Bij de hoogte van de straf houdt de rechtbank evenwel rekening met de omstandigheid dat de procedure lang is geweest en dat daarin fouten zijn gemaakt door het openbaar ministerie. Deze omstandigheden dienen verdisconteerd te worden in de strafmaat. Voorts houdt de rechtbank rekening met de omstandigheid dat verdachte niet eerder ter zake een strafbaar feit is veroordeeld. Gelet op deze omstandigheden zal de rechtbank een gevangenisstraf opleggen van na te melden duur.
6a. De beoordeling van de civiele vorderingen, alsmede de gevorderde oplegging van de schadevergoedingsmaatregel
De benadeelde partijen hebben overeenkomstig het bepaalde in artikel 51b van het Wetboek van Strafvordering opgave gedaan van de inhoud van de vordering, strekkende tot vergoeding van geleden schade.
• De benadeelde partij D.T. [slachtoffer1] vordert een bedrag van € 1.550,00.
• De benadeelde partij N.A. [slachtoffer2] heeft haar vordering ter terechtzitting van 23 november 2009 ingetrokken.
• De benadeelde partij P.S. [slachtoffer3] vordert een bedrag van € 1.000,00.
De rechtbank zal de benadeelde partijen [slachtoffer1] en [slachtoffer3] niet ontvankelijk verklaren in hun vordering nu aan verdachte betreffende de feiten 1 en 3 geen straf of maatregel zal worden opgelegd.
7. De toegepaste wettelijke bepalingen
De beslissing is gegrond op de artikelen 10, 27, 63 en 285a van het Wetboek van Strafrecht.
De rechtbank, rechtdoende:
Spreekt verdachte vrij van het onder 1 en 3 tenlastegelegde.
Verklaart bewezen dat verdachte het onder 2 tenlastegelegde, zoals vermeld onder punt 3, heeft begaan.
Verklaart niet bewezen hetgeen verdachte meer of anders is tenlastegelegd dan hierboven bewezen is verklaard en spreekt verdachte daarvan vrij.
Verstaat dat het aldus bewezenverklaarde oplevert het strafbare feit zoals vermeld onder
punt 4.
Verklaart verdachte hiervoor strafbaar.
Veroordeelt verdachte wegens het bewezenverklaarde tot
Een gevangenisstraf voor de duur van 1 (één) maand.
Beveelt overeenkomstig het bepaalde in artikel 27 van het Wetboek van Strafrecht dat de tijd, door de veroordeelde voor de tenuitvoerlegging van deze uitspraak in verzekering en voorlopige hechtenis doorgebracht, geheel in mindering zal worden gebracht.
De beslissing op de vordering van de benadeelde partij D.T. [slachtoffer1], domicilie kiezende te Rotterdam. (Ten aanzien van feit 1)

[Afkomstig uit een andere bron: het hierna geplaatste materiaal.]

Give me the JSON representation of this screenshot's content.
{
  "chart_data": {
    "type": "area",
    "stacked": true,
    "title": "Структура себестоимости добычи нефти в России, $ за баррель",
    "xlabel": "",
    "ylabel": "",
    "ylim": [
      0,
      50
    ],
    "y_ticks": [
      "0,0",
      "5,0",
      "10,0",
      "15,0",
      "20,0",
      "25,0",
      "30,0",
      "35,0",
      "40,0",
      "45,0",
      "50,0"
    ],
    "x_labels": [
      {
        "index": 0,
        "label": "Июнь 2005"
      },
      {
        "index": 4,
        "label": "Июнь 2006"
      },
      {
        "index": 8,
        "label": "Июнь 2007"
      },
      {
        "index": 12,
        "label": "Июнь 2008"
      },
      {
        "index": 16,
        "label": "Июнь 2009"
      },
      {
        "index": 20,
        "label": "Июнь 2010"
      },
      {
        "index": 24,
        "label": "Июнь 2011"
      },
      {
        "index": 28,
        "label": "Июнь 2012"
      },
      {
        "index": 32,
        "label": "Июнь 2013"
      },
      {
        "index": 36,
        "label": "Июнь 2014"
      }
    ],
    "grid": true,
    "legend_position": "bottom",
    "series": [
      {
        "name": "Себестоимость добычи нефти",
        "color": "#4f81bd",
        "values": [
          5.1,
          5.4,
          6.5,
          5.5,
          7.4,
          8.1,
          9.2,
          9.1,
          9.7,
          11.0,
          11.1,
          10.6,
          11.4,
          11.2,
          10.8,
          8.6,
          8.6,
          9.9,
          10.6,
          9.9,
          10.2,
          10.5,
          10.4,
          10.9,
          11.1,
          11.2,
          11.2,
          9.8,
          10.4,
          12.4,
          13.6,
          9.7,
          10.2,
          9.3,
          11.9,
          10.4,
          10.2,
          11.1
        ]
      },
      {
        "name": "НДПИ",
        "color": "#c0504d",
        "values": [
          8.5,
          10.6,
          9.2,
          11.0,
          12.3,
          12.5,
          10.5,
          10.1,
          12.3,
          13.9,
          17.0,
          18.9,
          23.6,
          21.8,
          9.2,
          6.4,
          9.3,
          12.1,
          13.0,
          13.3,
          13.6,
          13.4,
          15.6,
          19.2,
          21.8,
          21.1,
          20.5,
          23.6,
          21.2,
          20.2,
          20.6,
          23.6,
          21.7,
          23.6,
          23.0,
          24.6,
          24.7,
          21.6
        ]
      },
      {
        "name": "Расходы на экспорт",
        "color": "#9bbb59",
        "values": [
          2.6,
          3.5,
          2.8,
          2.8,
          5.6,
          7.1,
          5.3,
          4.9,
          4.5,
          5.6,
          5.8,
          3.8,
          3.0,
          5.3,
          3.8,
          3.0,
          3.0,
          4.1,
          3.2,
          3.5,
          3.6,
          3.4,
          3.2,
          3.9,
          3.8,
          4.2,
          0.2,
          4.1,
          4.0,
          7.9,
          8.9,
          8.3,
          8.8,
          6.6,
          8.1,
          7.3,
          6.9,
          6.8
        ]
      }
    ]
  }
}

Verklaart de benadeelde partij niet-ontvankelijk in de vordering.
De beslissing op de vordering van de benadeelde partij P.S. [slachtoffer3], domicilie kiezende te Zutphen. (Ten aanzien van feit 3)
Verklaart de benadeelde partij niet-ontvankelijk in de vordering.
mrs. T.P.E.E. van Groeningen (voorzitter), M.M.L.A.T. Doll, H.T. Wagenaar,
in tegenwoordigheid van S.P. Visser (griffier).
en uitgesproken ter openbare terechtzitting van deze rechtbank op 7 december 2009.